Clisson subsequently signed (1395) a suspension of arms with the Duke of Brittany, and expressed himself in these terms: "We want all acts of violence to cease, except against this wicked man Pierre de Craon." Craon led a wandering life for several years, to hide his head from the severity of the law. He was secretly protected by the Dukes of Burgundy and Brittany, even though they despised him.

Fearing the consequences of his crime, he placed himself under the protection of Richard II, King of England, paid homage to this monarch, who assigned him a pension, and obtained a pardon in 1396. He then returned to court; but now safe from prosecution for the assassination of the Constable, he could not be protected from those pursued by the Queen of Sicily to obtain the restitution of the sums she had entrusted to him during the Naples expedition, and the Parliament of Paris sentenced him to pay 400,000 livres.

Craon was arrested and taken to the Louvre Tower, but he remained there for a short time; and, through the intervention of the Queen of England and the Duchess of Burgundy, the matter was settled.

Craon's misfortunes had brought him to his senses.
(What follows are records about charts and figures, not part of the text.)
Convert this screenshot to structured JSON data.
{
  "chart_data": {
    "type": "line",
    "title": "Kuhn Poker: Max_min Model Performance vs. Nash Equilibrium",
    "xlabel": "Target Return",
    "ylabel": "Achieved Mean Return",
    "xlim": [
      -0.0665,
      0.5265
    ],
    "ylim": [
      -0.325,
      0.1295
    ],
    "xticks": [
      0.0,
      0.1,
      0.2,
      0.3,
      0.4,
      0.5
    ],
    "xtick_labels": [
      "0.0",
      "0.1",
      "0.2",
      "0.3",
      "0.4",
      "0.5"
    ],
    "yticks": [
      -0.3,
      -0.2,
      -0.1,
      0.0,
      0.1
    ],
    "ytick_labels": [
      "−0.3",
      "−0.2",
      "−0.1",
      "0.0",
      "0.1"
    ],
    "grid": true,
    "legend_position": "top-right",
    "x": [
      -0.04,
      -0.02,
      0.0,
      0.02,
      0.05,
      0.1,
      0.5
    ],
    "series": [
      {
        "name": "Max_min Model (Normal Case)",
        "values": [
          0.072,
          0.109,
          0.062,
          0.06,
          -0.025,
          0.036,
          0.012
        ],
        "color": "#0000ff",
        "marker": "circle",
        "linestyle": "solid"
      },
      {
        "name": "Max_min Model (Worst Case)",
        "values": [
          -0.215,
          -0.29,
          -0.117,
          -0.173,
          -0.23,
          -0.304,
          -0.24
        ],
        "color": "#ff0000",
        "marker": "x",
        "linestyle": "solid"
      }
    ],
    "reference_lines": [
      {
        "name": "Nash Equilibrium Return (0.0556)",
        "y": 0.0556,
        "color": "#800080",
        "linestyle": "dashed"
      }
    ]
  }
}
After monks were sentenced to death as sorcerers and convicted of casting a spell on Charles VI, the Lord of Craon obtained that confessors would henceforth be granted to convicted criminals, something that had not previously been done. Craon then did voluntary penance for his crimes. He had a stone cross with his coat of arms erected near the gallows in Paris. It was at the foot of this cross that criminals confessed before their execution.

Craon bequeathed a sum of money to the Franciscan friars, charging them with this work of mercy in perpetuity. Historians of France and Brittany do not provide the date of Craon's death, which was probably in 1409.

Imagine if Count of Monte Cristo had ended with a botched assassination and getting thrown back in prison. Then Dantes slums it for years before a Crime and Punishment finale. Sequel hook, maybe, but surely infuriating to readers.

They should make it a movie. For once I think the social justice spin would hit the mark, netflix if you’re listening. All along the way, innocent poor people get publically executed like signposts while the 1 % indulges in highly entertaining madcap monstrous buffoonery with no consequence.

Meanwhile, the people were also getting raped and pillaged and starved by the english, and the entire aristocratic warrior class was even more delegitimized by getting its ass repeatedly handed to itself on the battlefield by the commoner english longbowman, and their own stupidity.

For another anecdote: At the first big battle of the hundred years war, Crecy, the french king had brought genoese crossbowmen. Partly because of the rain, they were outranged and outshot by the english longbowmen, so they retreated. The glistening french sons of the aristocracy on their horses, thought this was treason or cowardice and cut most of them down, before charging into the fray and losing horribly (usually ransomed if they survived the battle, unlike commoners). A few days later, the king signed an order that any surviving genoese crossbowmen found on his land should be executed.

I see Craon more as a barry lyndon / becky sharp type zany amoral protagonist, lost in a cruel world, crumbling into the absurd. I do love the end, when the valiant hero finds redemption by the ever-lasting good deed of providing a monk so he can listen to the confessions of a bunch of other monks before they get their heads chopped off for casting a spell on the murderous madman ruling the country by divine grace.